This is me. I have many insecurities, doubts, scars from past loves, but a burning desire to love more, to smile more, to help. I have a burning desire to do the Lords will and not my will. With all my heartache and pain I came to the Lord and he received me with open arms.I felt him saying “child I have been waiting for you”.
Life continues there is new pain, a different kind of pain but, now that I know the Lord I feel less pain, I feel as if he eases my pain. I have hope in God that he will give me strength to overcome all the obstacles.
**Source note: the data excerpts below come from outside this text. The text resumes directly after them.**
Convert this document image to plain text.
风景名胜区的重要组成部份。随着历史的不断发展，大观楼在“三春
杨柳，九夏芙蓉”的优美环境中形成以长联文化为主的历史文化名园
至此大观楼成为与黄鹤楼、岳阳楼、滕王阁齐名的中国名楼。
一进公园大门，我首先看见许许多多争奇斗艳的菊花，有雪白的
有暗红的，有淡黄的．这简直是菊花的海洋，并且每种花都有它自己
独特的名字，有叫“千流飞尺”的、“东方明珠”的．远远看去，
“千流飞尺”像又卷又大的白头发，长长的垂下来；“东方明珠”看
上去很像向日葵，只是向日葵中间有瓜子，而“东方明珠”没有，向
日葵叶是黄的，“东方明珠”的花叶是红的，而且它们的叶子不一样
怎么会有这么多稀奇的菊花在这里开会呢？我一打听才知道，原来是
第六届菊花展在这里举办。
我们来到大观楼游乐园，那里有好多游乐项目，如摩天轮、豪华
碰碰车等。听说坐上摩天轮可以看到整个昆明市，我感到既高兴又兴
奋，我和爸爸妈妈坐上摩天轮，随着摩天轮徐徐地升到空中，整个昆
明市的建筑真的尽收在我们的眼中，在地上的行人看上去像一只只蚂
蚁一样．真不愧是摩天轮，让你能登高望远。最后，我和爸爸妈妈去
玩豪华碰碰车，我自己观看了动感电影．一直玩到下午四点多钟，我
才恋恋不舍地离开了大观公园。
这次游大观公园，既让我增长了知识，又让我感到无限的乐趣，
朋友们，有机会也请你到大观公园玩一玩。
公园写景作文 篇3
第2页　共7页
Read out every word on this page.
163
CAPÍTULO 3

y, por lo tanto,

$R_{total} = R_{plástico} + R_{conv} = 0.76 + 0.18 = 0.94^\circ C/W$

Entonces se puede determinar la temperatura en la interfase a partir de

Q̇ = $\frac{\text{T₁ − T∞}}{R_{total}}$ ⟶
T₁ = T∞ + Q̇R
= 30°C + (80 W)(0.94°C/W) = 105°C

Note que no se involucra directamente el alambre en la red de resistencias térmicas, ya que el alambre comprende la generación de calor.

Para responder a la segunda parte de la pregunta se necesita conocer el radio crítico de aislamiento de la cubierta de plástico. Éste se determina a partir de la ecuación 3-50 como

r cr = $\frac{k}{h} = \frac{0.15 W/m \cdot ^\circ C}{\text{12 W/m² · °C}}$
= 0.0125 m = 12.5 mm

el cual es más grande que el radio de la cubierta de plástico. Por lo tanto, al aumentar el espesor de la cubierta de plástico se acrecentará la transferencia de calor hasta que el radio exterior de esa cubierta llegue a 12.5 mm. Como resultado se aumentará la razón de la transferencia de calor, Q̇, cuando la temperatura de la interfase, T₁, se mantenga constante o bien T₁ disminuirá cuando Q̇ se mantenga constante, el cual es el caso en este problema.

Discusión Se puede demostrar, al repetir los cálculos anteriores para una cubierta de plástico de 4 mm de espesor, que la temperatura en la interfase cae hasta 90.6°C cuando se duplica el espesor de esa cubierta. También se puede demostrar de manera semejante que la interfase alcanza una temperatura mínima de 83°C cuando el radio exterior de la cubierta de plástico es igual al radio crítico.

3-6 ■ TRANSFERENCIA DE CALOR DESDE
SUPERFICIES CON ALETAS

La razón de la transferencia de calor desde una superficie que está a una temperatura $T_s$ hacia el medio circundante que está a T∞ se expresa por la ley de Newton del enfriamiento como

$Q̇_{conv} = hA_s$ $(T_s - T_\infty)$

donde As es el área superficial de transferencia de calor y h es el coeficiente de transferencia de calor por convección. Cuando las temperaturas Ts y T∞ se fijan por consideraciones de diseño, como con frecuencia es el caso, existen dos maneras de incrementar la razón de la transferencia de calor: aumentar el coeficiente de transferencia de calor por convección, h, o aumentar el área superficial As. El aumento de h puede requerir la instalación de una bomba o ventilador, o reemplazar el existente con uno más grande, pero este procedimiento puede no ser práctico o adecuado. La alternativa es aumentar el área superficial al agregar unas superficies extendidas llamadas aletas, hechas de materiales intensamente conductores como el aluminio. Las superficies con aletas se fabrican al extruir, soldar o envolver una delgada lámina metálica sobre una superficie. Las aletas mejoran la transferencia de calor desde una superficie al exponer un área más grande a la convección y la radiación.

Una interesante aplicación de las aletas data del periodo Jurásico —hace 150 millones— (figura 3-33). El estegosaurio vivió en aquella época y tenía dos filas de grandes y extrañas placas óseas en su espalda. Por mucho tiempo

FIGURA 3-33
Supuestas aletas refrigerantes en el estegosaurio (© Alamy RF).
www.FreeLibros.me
Today I am unsure of what God wants me to do with a certain situation. I have been in a similar situation before (where I had had enough with my dad and moved out but, then it turned out that I had to come back home because the place where I was renting was (unknown to my knowledge) in foreclosure. Anyway, now I want to move out again and once again I am in limbo. If, I leave I will leave my parents alone (of course I will visit and help as much as I can) but, I cannot help a person who does not want to help himself and as much as I feel bad for his addiction and what he has gone through all his life I cannot live with him anymore. I am frustrated and I want to leave. As of right now I cannot support them and myself. In the future I will help them more but as of now, If I give him money he will only waste it on one thing. God help me…
This week I will be looking for a place. I will not tolerate him any longer.
I will pray and search deeper if there are any other solutions but I have tried many things and so far he has ran from everything.